|Title:||Wapping Wharf Phase One, Bristol, UK|
|Markets:||Residential, Public Realm, Mixed-use|
|Client:||Wapping Wharf (Umberslade) Ltd|
|Team:||Gillespies and Alec French|
|Photography:||Jason Gairn and Simon Doling|
Wapping Wharf Phase One is the phased transformation of previously derelict land to the south of Bristol’s iconic floating harbour into a lively new waterfront quarter. We have created a high-quality public realm that seamlessly integrates this new neighbourhood into Bristol, building a sense of community among the residents, retailers and nearby neighbourhoods.
Designed by Alec French Architects for joint-venture clients Umberslade and Muse Developments, the first phase of the three-staged project provides 194 residential units and approximately 900 square metres of retail and leisure space. The completed development will eventually comprise over 600 new homes and an eclectic mix of independent restaurants, eateries and shops.
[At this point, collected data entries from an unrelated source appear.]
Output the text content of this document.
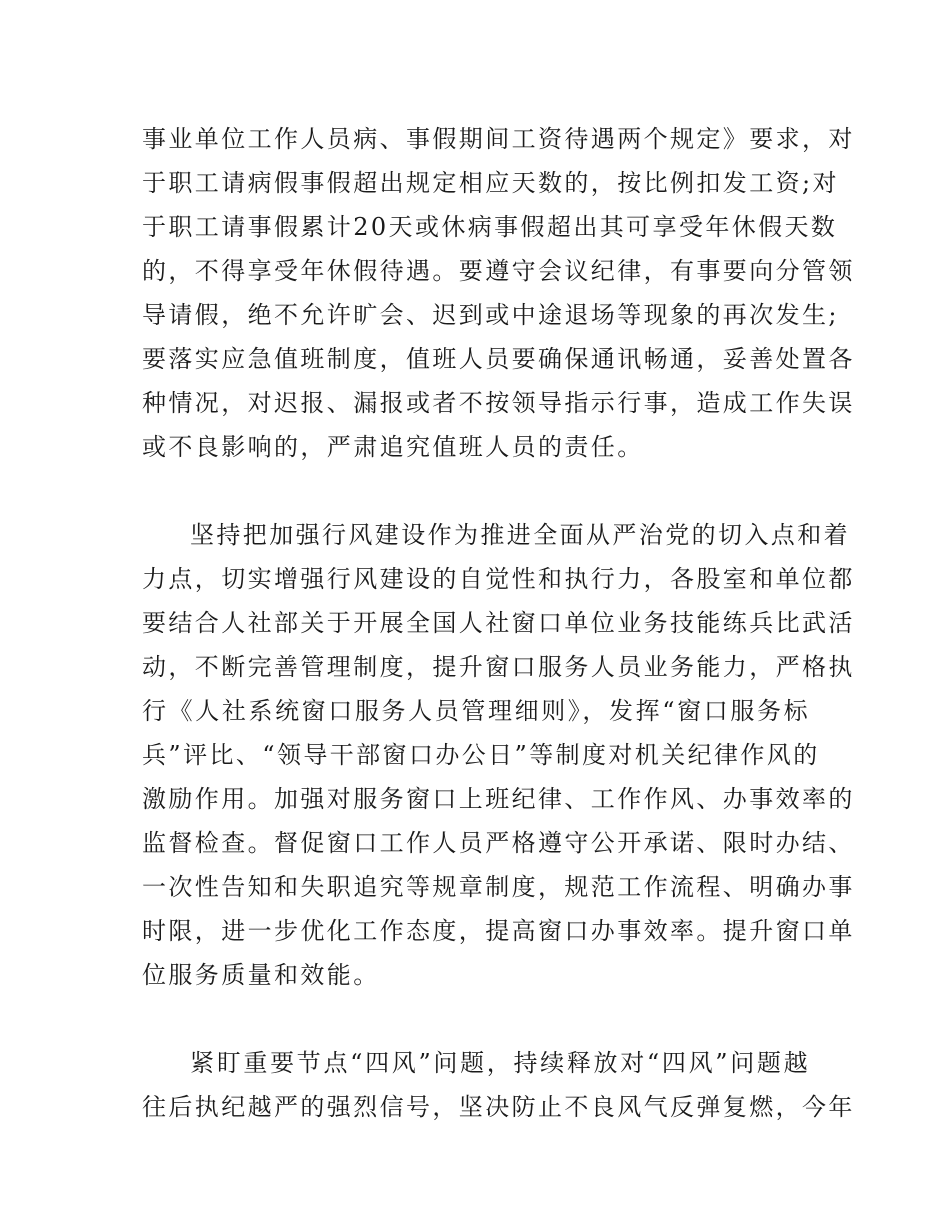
事业单位工作人员病、事假期间工资待遇两个规定》要求，对
于职工请病假事假超出规定相应天数的，按比例扣发工资;对
于职工请事假累计20天或休病事假超出其可享受年休假天数
的，不得享受年休假待遇。要遵守会议纪律，有事要向分管领
导请假，绝不允许旷会、迟到或中途退场等现象的再次发生;
要落实应急值班制度，值班人员要确保通讯畅通，妥善处置各
种情况，对迟报、漏报或者不按领导指示行事，造成工作失误
或不良影响的，严肃追究值班人员的责任。
坚持把加强行风建设作为推进全面从严治党的切入点和着
力点，切实增强行风建设的自觉性和执行力，各股室和单位都
要结合人社部关于开展全国人社窗口单位业务技能练兵比武活
动，不断完善管理制度，提升窗口服务人员业务能力，严格执
行《人社系统窗口服务人员管理细则》，发挥“窗口服务标
兵”评比、“领导干部窗口办公日”等制度对机关纪律作风的
激励作用。加强对服务窗口上班纪律、工作作风、办事效率的
监督检查。督促窗口工作人员严格遵守公开承诺、限时办结、
一次性告知和失职追究等规章制度，规范工作流程、明确办事
时限，进一步优化工作态度，提高窗口办事效率。提升窗口单
位服务质量和效能。
紧盯重要节点“四风”问题，持续释放对“四风”问题越
往后执纪越严的强烈信号，坚决防止不良风气反弹复燃，今年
Gillespies was responsible for developing the landscape masterplan and, in particular, a high-quality public realm, waterfront public square and collection of private residential courtyards.
The public realm is conceived as a series of community spaces and green corridors, facilitating pedestrian and cycle movement through the site and encouraging on-street activity and community interaction. Capitalising on the site's proximity to the waterfront, a main square acts as a fulcrum for movement through the site and along the dock edge. Museum Square forms a major recreational and events space for the residents, businesses and visitors. Orientated northwards facing the Floating Harbour, the waterside space is part of a gritty and robust industrial scale and character reinforced by the presence of concrete pavements, active railway lines, dockside cranes and a variety of boats moored along its length. The paved square is
The industrial history of the area is not forgotten. The construction materials selected across the development, including steel, natural stone, cement and wood, reflect the former dockside character but are used in a contemporary style. In addition, old cobblestones have been salvaged and reused within the public realm to further enhance the dockside character.
A new pedestrian route, Gaol Ferry Steps, crosses the site to Museum Square on the Floating Harbour. The tree-lined walkway is lined with independent retailers and a retail food hub constructed of recycled shipping containers, known as Cargo. The walkway runs through the heart of the neighbourhood, connecting South Bristol and the City Centre.
The residential accommodation benefits from a tranquil setting of richly landscaped courtyards that offer spaces where residents can sit amongst large cor-ten steel and concrete planters filled with verdant, structural planting that will provide year-round interest.